Un petit matin de printemps

La nature s’éveille dans le frais du petit matin, toute imbibée de rosée,
Une goutte perlant sur chaque feuille, humectée de douceurs.
Tout frissonne.
Les fleurs de peau s’épanouissent, hérissant les épidermes qui scintillent au soleil.
Le soleil perce la couche laiteuse d’ouate blanche,
Écrémant le ciel, bleuissant les cieux, jaunissant les ocres,
Orangeant les tons de pierre, rougissant ceux de l’air,
Domptant sous nos yeux le vert des arbres renaissants,
Tel celui de l’herbe, tendre comme le rose d’un sein,
Ou celui noir et profond du mauve de l’ombre.
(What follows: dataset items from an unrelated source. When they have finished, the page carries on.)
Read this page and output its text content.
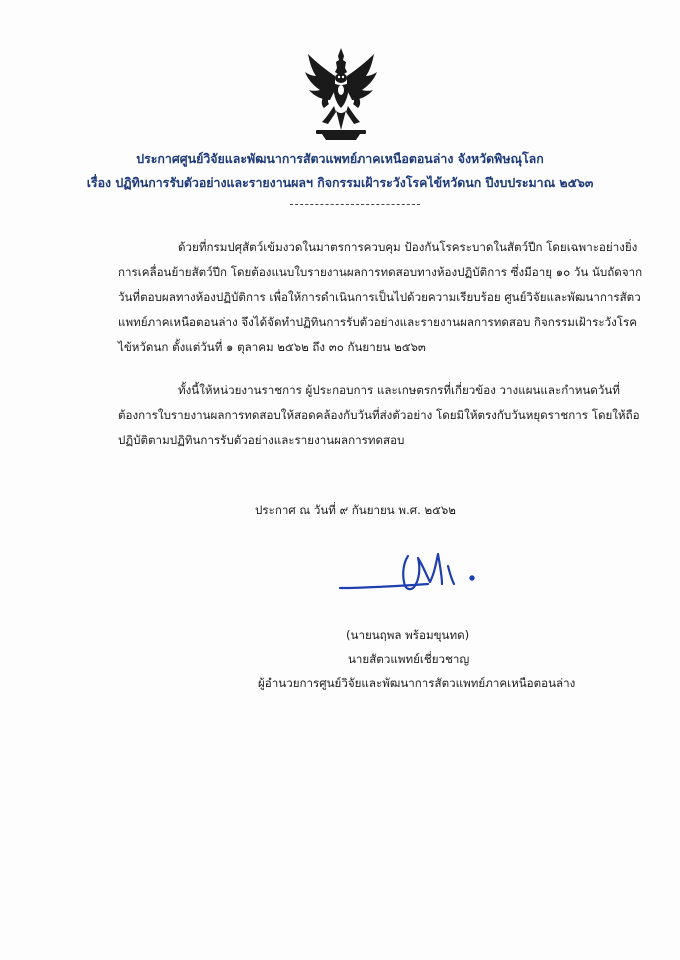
ประกาศศูนย์วิจัยและพัฒนาการสัตวแพทย์ภาคเหนือตอนล่าง จังหวัดพิษณุโลก
เรื่อง ปฏิทินการรับตัวอย่างและรายงานผลฯ กิจกรรมเฝ้าระวังโรคไข้หวัดนก ปีงบประมาณ ๒๕๖๓
ด้วยที่กรมปศุสัตว์เข้มงวดในมาตรการควบคุม ป้องกันโรคระบาดในสัตว์ปีก โดยเฉพาะอย่างยิ่ง
การเคลื่อนย้ายสัตว์ปีก โดยต้องแนบใบรายงานผลการทดสอบทางห้องปฏิบัติการ ซึ่งมีอายุ ๑๐ วัน นับถัดจาก
วันที่ตอบผลทางห้องปฏิบัติการ เพื่อให้การดำเนินการเป็นไปด้วยความเรียบร้อย ศูนย์วิจัยและพัฒนาการสัตว
แพทย์ภาคเหนือตอนล่าง จึงได้จัดทำปฏิทินการรับตัวอย่างและรายงานผลการทดสอบ กิจกรรมเฝ้าระวังโรค
ไข้หวัดนก ตั้งแต่วันที่ ๑ ตุลาคม ๒๕๖๒ ถึง ๓๐ กันยายน ๒๕๖๓
ทั้งนี้ให้หน่วยงานราชการ ผู้ประกอบการ และเกษตรกรที่เกี่ยวข้อง วางแผนและกำหนดวันที่
ต้องการใบรายงานผลการทดสอบให้สอดคล้องกับวันที่ส่งตัวอย่าง โดยมิให้ตรงกับวันหยุดราชการ โดยให้ถือ
ปฏิบัติตามปฏิทินการรับตัวอย่างและรายงานผลการทดสอบ
ประกาศ ณ วันที่ ๙ กันยายน พ.ศ. ๒๕๖๒
(นายนฤพล พร้อมขุนทด)
นายสัตวแพทย์เชี่ยวชาญ
ผู้อำนวยการศูนย์วิจัยและพัฒนาการสัตวแพทย์ภาคเหนือตอนล่าง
La rosée est transparente, laissant passer les couleurs et reflétant celle qui l’accueille,
S’évaporant peu à peu sous les degrés de l’astre du ciel,
Envahissant de toute la puissance de ses rayons, tout l’espace de la place.
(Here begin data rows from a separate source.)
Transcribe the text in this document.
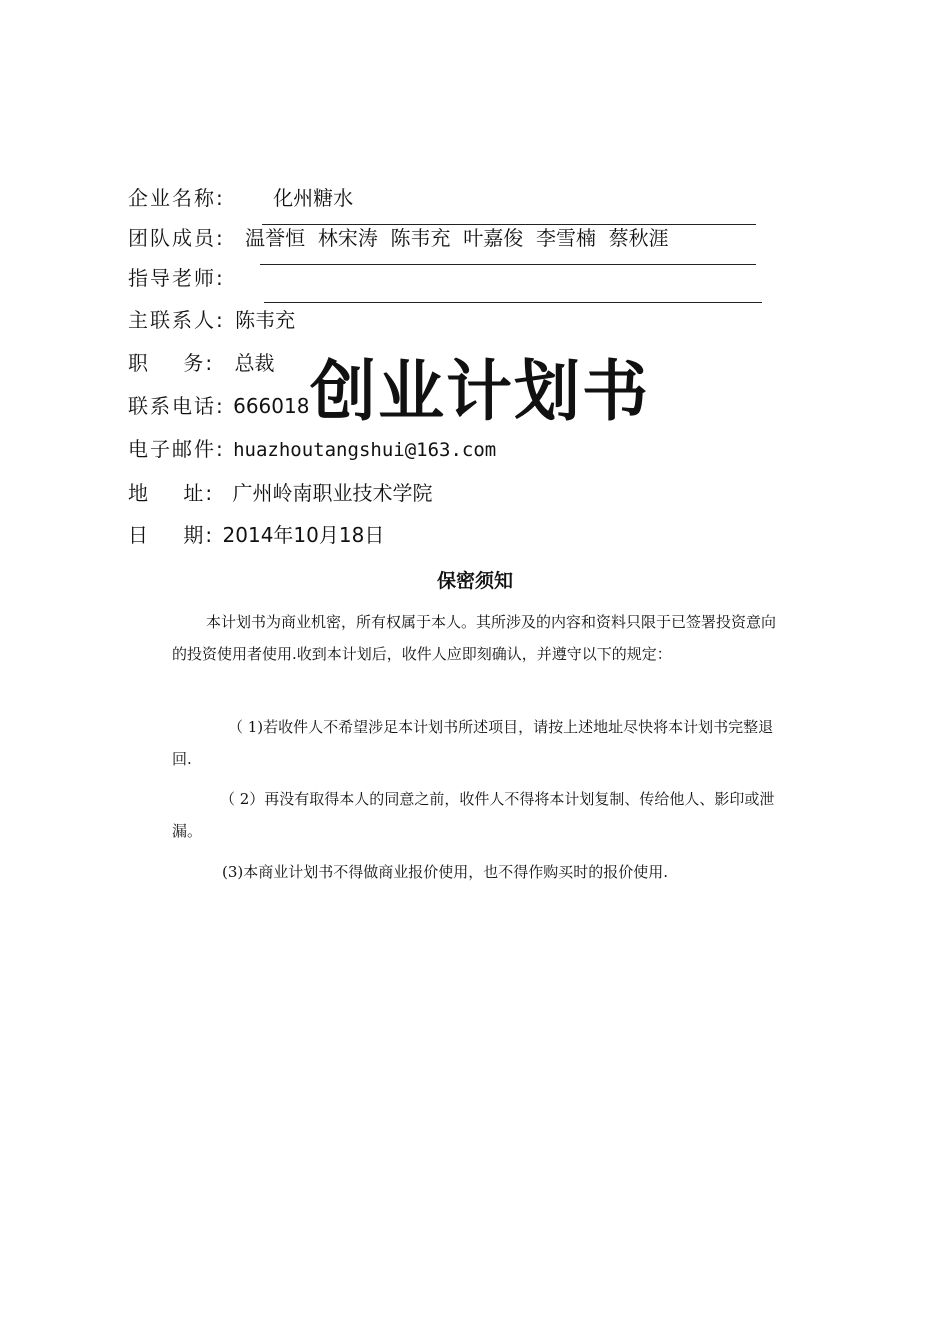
企业名称: 化州糖水
团队成员: 温誉恒  林宋涛  陈韦充  叶嘉俊  李雪楠  蔡秋涯
指导老师:
主联系人: 陈韦充
职    务: 总裁
联系电话: 666018 创业计划书
电子邮件: huazhoutangshui@163.com
地    址: 广州岭南职业技术学院
日    期: 2014年10月18日
保密须知
本计划书为商业机密，所有权属于本人。其所涉及的内容和资料只限于已签署投资意向的投资使用者使用.收到本计划后，收件人应即刻确认，并遵守以下的规定：
（ 1)若收件人不希望涉足本计划书所述项目，请按上述地址尽快将本计划书完整退回.
（ 2）再没有取得本人的同意之前，收件人不得将本计划复制、传给他人、影印或泄漏。
(3)本商业计划书不得做商业报价使用，也不得作购买时的报价使用.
La chaleur prend sa température. Elle s’élève au fil des heures, n’ayant pour limite à son ascension
que le temps qui passe et qui l’amènera, la nuit venue, à rendre les armes pour aller réchauffer la
couche des jeunes amants…
Le tournesol en robe jaune étale ses pétales, se dresse sur sa tige si fine qu’elle plierait si la lumière
ne venait pas soutenir son effort. Il déploie ses étamines, fier de sa corolle, orientée au levant,
gorgée d’amphétamines pour suivre la courbe zénithale de l’astre solaire.
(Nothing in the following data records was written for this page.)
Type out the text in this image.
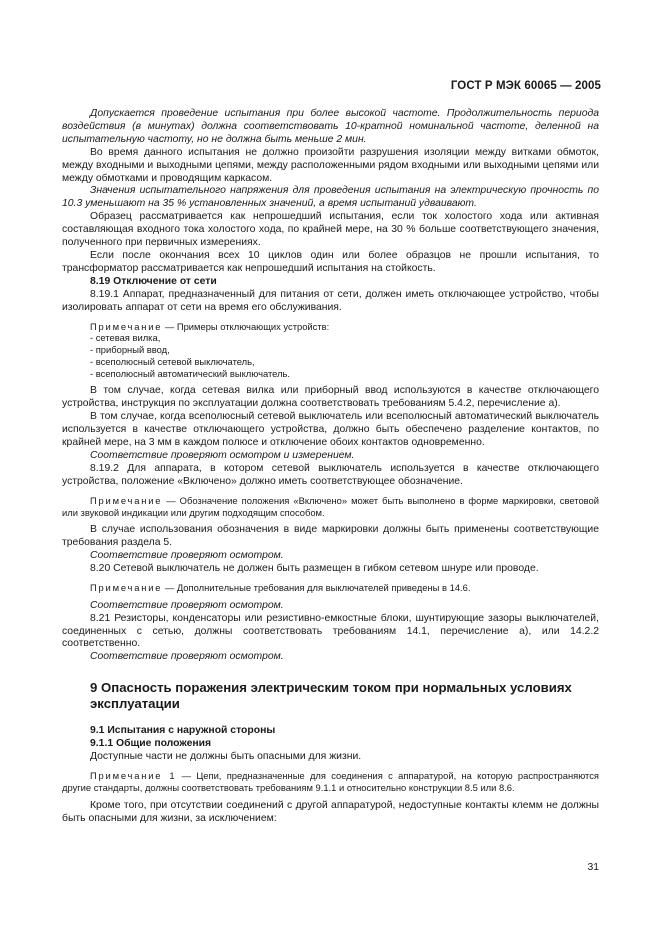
ГОСТ Р МЭК 60065 — 2005

Допускается проведение испытания при более высокой частоте. Продолжительность периода воздействия (в минутах) должна соответствовать 10-кратной номинальной частоте, деленной на испытательную частоту, но не должна быть меньше 2 мин.

Во время данного испытания не должно произойти разрушения изоляции между витками обмоток, между входными и выходными цепями, между расположенными рядом входными или выходными цепями или между обмотками и проводящим каркасом.

Значения испытательного напряжения для проведения испытания на электрическую прочность по 10.3 уменьшают на 35 % установленных значений, а время испытаний удваивают.

Образец рассматривается как непрошедший испытания, если ток холостого хода или активная составляющая входного тока холостого хода, по крайней мере, на 30 % больше соответствующего значения, полученного при первичных измерениях.

Если после окончания всех 10 циклов один или более образцов не прошли испытания, то трансформатор рассматривается как непрошедший испытания на стойкость.

8.19 Отключение от сети

8.19.1 Аппарат, предназначенный для питания от сети, должен иметь отключающее устройство, чтобы изолировать аппарат от сети на время его обслуживания.

Примечание — Примеры отключающих устройств:

- сетевая вилка,
- приборный ввод,
- всеполюсный сетевой выключатель,
- всеполюсный автоматический выключатель.

В том случае, когда сетевая вилка или приборный ввод используются в качестве отключающего устройства, инструкция по эксплуатации должна соответствовать требованиям 5.4.2, перечисление а).

В том случае, когда всеполюсный сетевой выключатель или всеполюсный автоматический выключатель используется в качестве отключающего устройства, должно быть обеспечено разделение контактов, по крайней мере, на 3 мм в каждом полюсе и отключение обоих контактов одновременно.

Соответствие проверяют осмотром и измерением.

8.19.2 Для аппарата, в котором сетевой выключатель используется в качестве отключающего устройства, положение «Включено» должно иметь соответствующее обозначение.

Примечание — Обозначение положения «Включено» может быть выполнено в форме маркировки, световой или звуковой индикации или другим подходящим способом.

В случае использования обозначения в виде маркировки должны быть применены соответствующие требования раздела 5.

Соответствие проверяют осмотром.

8.20 Сетевой выключатель не должен быть размещен в гибком сетевом шнуре или проводе.

Примечание — Дополнительные требования для выключателей приведены в 14.6.

Соответствие проверяют осмотром.

8.21 Резисторы, конденсаторы или резистивно-емкостные блоки, шунтирующие зазоры выключателей, соединенных с сетью, должны соответствовать требованиям 14.1, перечисление а), или 14.2.2 соответственно.

Соответствие проверяют осмотром.

9 Опасность поражения электрическим током при нормальных условиях эксплуатации

9.1 Испытания с наружной стороны

9.1.1 Общие положения

Доступные части не должны быть опасными для жизни.

Примечание 1 — Цепи, предназначенные для соединения с аппаратурой, на которую распространяются другие стандарты, должны соответствовать требованиям 9.1.1 и относительно конструкции 8.5 или 8.6.

Кроме того, при отсутствии соединений с другой аппаратурой, недоступные контакты клемм не должны быть опасными для жизни, за исключением:

31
Le forsythia illumine ses branches d’un jaune à nul autre pareil, seul, bien avant les autres, n’hésitant
pas à se découvrir d’un fil avant avril. Ni la primevère pourtant bien nommée car toujours la
première, ni le crocus blanc pastellisé de citron ou d’orange, ni le perce-neige immuable
d’immaculée blancheur, ni le magnolia déclinant les sept couleurs de l’arc en ciel, ne rivalisent avec
lui, qui épuisé par l’effort devient, un présumé beau matin, un arbuste quelconque recouvert de
feuilles sans distinction. Malgré tout, chaque année, il se réveille avant la fin de l'hiver, damant le
pion aux belles jonquilles qui accusent du retard à l’éclosion printanière.
Seul le mimosa lui tient tête, sa dragée haute célébrée avant même les célébrations des fêtes
pascales par des carnavals aux trois coins de l’hexagone, l’Alsace, l’ile Oléron et les somptueuses
effervescences de Bormes les mimosas… les chars débordants de jaune, croulants de vert, saturés de
bleu méditerranéen.
Le petit matin cède la place à une longue journée ensoleillée, qui prend tout son temps, qui étire ce
temps chaque jour un peu plus, jusqu’aux fêtes de St Jean. Là, nous ayant rassasié de nature, nous
surprenant à chaque fois de son éternel renouvellement, le printemps fatigué mais heureux part de
l’autre côté de la Terre, attendre le moment de celui du second hémisphère de notre biosphère.